You’re walking a trail. You arrive at a weathered sign with a trail map. The trail splits here, and both paths stretch about three miles. Left follows a narrow ridge leading to a single scenic overlook. Nice enough, but that’s the only destination. Right leads to a valley with branching trails that lead to several viewpoints, offshoot ponds, and a few paths that connect to other trails. Both paths cover the same initial distance, but one offers far more possibilities.
This is how many our choices work. The difference? In life, maps are rare, and the trail ahead often requires more effort to unpack. A choice isn’t just about where it takes you immediately. It’s about the choices you get to make thereafter.

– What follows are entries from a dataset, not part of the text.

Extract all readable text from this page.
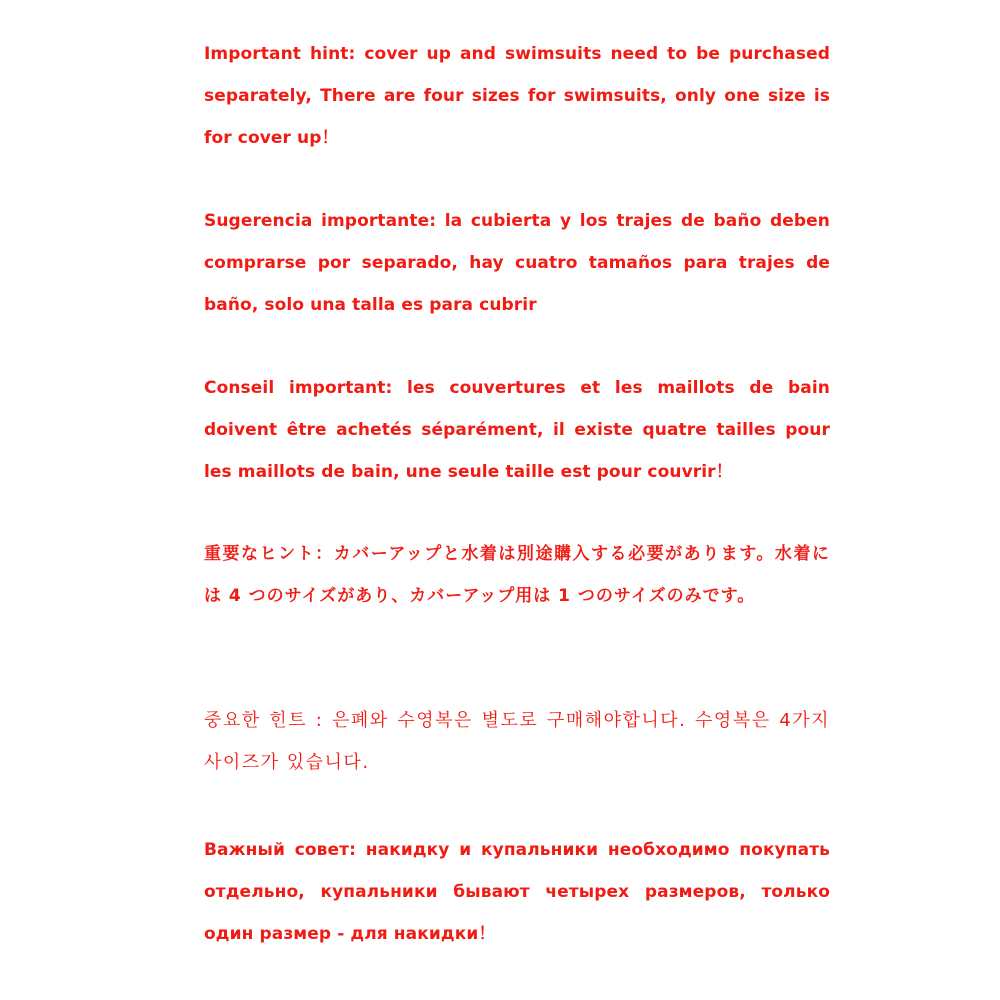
Important hint: cover up and swimsuits need to be purchased separately, There are four sizes for swimsuits, only one size is for cover up！

Sugerencia importante: la cubierta y los trajes de baño deben comprarse por separado, hay cuatro tamaños para trajes de baño, solo una talla es para cubrir

Conseil important: les couvertures et les maillots de bain doivent être achetés séparément, il existe quatre tailles pour les maillots de bain, une seule taille est pour couvrir！

重要なヒント：カバーアップと水着は別途購入する必要があります。水着には 4 つのサイズがあり、カバーアップ用は 1 つのサイズのみです。

중요한 힌트 : 은폐와 수영복은 별도로 구매해야합니다. 수영복은 4가지 사이즈가 있습니다.

Важный совет: накидку и купальники необходимо покупать отдельно, купальники бывают четырех размеров, только один размер - для накидки！
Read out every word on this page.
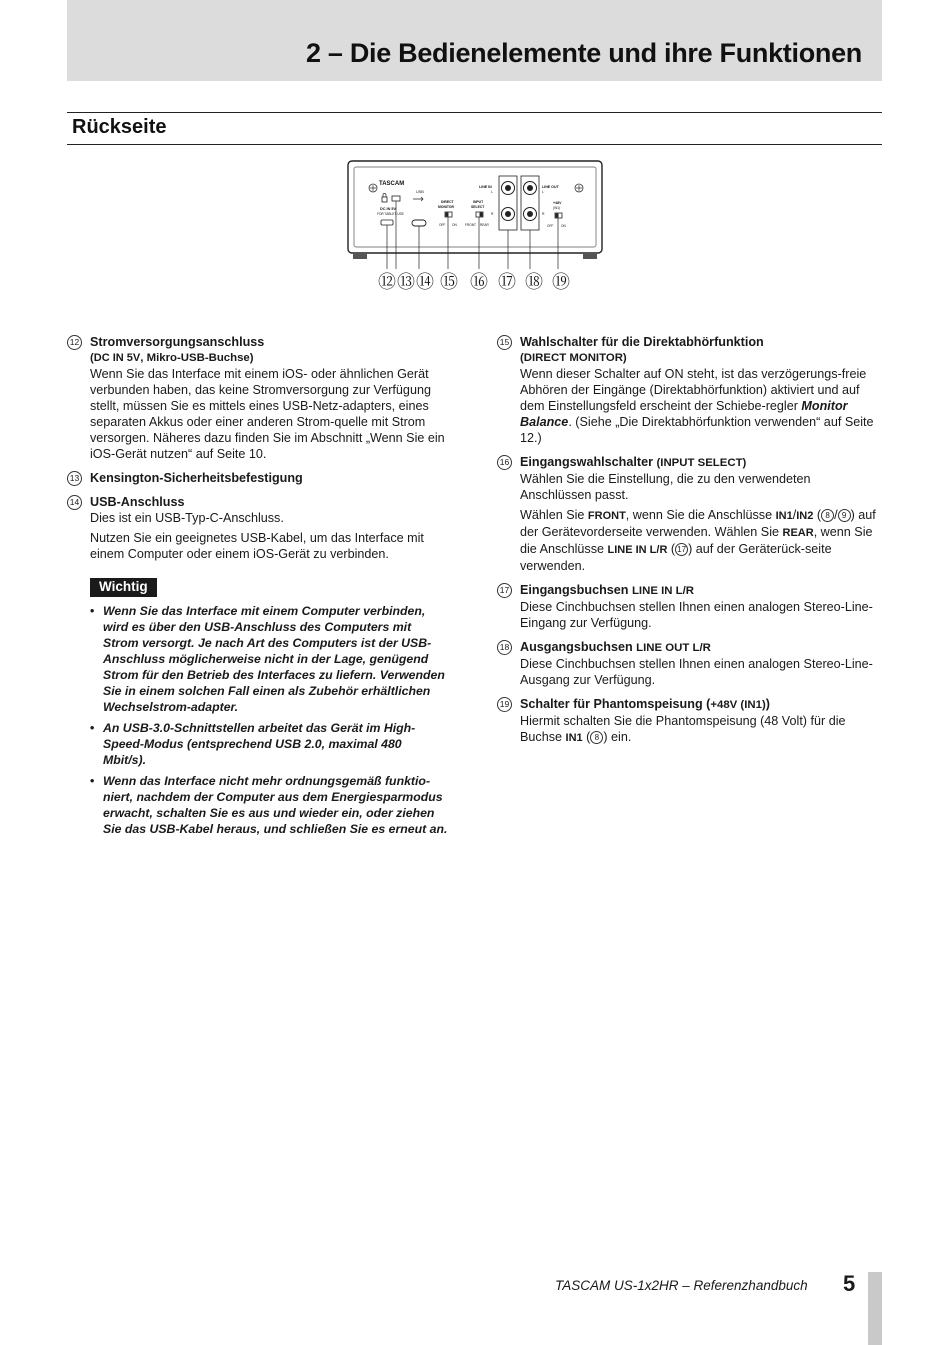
2 – Die Bedienelemente und ihre Funktionen
Rückseite
TASCAM
DC IN 5V
FOR TABLET USE
USB
DIRECT
MONITOR
OFF ON
INPUT
SELECT
FRONT REAR
LINE IN
L
R
LINE OUT
L
R
+48V
(IN1)
OFF ON
⑫ ⑬ ⑭ ⑮ ⑯ ⑰ ⑱ ⑲
12 Stromversorgungsanschluss
(DC IN 5V, Mikro-USB-Buchse)

Wenn Sie das Interface mit einem iOS- oder ähnlichen Gerät verbunden haben, das keine Stromversorgung zur Verfügung stellt, müssen Sie es mittels eines USB-Netz-adapters, eines separaten Akkus oder einer anderen Strom-quelle mit Strom versorgen. Näheres dazu finden Sie im Abschnitt „Wenn Sie ein iOS-Gerät nutzen“ auf Seite 10.

13 Kensington-Sicherheitsbefestigung
14 USB-Anschluss

Dies ist ein USB-Typ-C-Anschluss.

Nutzen Sie ein geeignetes USB-Kabel, um das Interface mit einem Computer oder einem iOS-Gerät zu verbinden.

Wichtig
• Wenn Sie das Interface mit einem Computer verbinden, wird es über den USB-Anschluss des Computers mit Strom versorgt. Je nach Art des Computers ist der USB-Anschluss möglicherweise nicht in der Lage, genügend Strom für den Betrieb des Interfaces zu liefern. Verwenden Sie in einem solchen Fall einen als Zubehör erhältlichen Wechselstrom-adapter.
• An USB-3.0-Schnittstellen arbeitet das Gerät im High-Speed-Modus (entsprechend USB 2.0, maximal 480 Mbit/s).
• Wenn das Interface nicht mehr ordnungsgemäß funktio-niert, nachdem der Computer aus dem Energiesparmodus erwacht, schalten Sie es aus und wieder ein, oder ziehen Sie das USB-Kabel heraus, und schließen Sie es erneut an.
15 Wahlschalter für die Direktabhörfunktion
(DIRECT MONITOR)

Wenn dieser Schalter auf ON steht, ist das verzögerungs-freie Abhören der Eingänge (Direktabhörfunktion) aktiviert und auf dem Einstellungsfeld erscheint der Schiebe-regler Monitor Balance. (Siehe „Die Direktabhörfunktion verwenden“ auf Seite 12.)

16 Eingangswahlschalter (INPUT SELECT)

Wählen Sie die Einstellung, die zu den verwendeten Anschlüssen passt.

Wählen Sie FRONT, wenn Sie die Anschlüsse IN1/IN2 ( 8 / 9 ) auf der Gerätevorderseite verwenden. Wählen Sie REAR, wenn Sie die Anschlüsse LINE IN L/R ( 17 ) auf der Geräterück-seite verwenden.

17 Eingangsbuchsen LINE IN L/R

Diese Cinchbuchsen stellen Ihnen einen analogen Stereo-Line-Eingang zur Verfügung.

18 Ausgangsbuchsen LINE OUT L/R

Diese Cinchbuchsen stellen Ihnen einen analogen Stereo-Line-Ausgang zur Verfügung.

19 Schalter für Phantomspeisung (+48V (IN1))

Hiermit schalten Sie die Phantomspeisung (48 Volt) für die Buchse IN1 ( 8 ) ein.

TASCAM US-1x2HR – Referenzhandbuch 5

When you’re stuck, the best choice is usually the one that opens the greatest number of promising branches (not just the one tied to a single, seemingly perfect outcome).
Relative to all possible choices, the best options typically share three key features:
- They offer the potential for significant rewards (high upside).
- They’re not one-way streets (high reversibility).
- They branch into multiple promising directions (downstream flexibility).
This “optionality bias” becomes your compass for everything from what you should have for lunch (probably not gas station sushi), to career moves and whether you should start a family.
You know that getting addicted to a drug has shitty optionality. It locks you into chemical dependence, eats money, hurts relationships, and (despite what you may tell yourself) ruins your capacity to do and get paid for good work. But you’re likely not making a pros and cons list when someone offers you something at a party. Downstream options, a.k.a. second- and third-order consequences, usually aren’t so visible.
When that’s the case — when you can’t see around the bend — take that as a signal. If you can’t unpack the consequences of what could be a major choice, you may be in an area you don’t understand. Avoid making large bets in areas you don’t understand (i.e., being a sucker).
The best options are seldom apparent right away, nor do you have to be the one to come up with them. And there are usually far more than two options available.
By consistently increasing optionality, your journey is likely to be more deliberate and rewarding. Moreover, as optionality accumulates, it can shield you from having to choose among unfavorable paths in the future (downward spirals).
“Options, any options, by allowing you more upside than downside, are vectors of antifragility. If you ‘have optionality,’ you don’t have much need for what is commonly called intelligence, knowledge, insight, skills, and these complicated things that take place in our brain cells. For you don’t need to be right that often. All you need is the wisdom to not do unintelligent things to hurt yourself (some acts of omission) and recognize favorable outcomes when they occur.”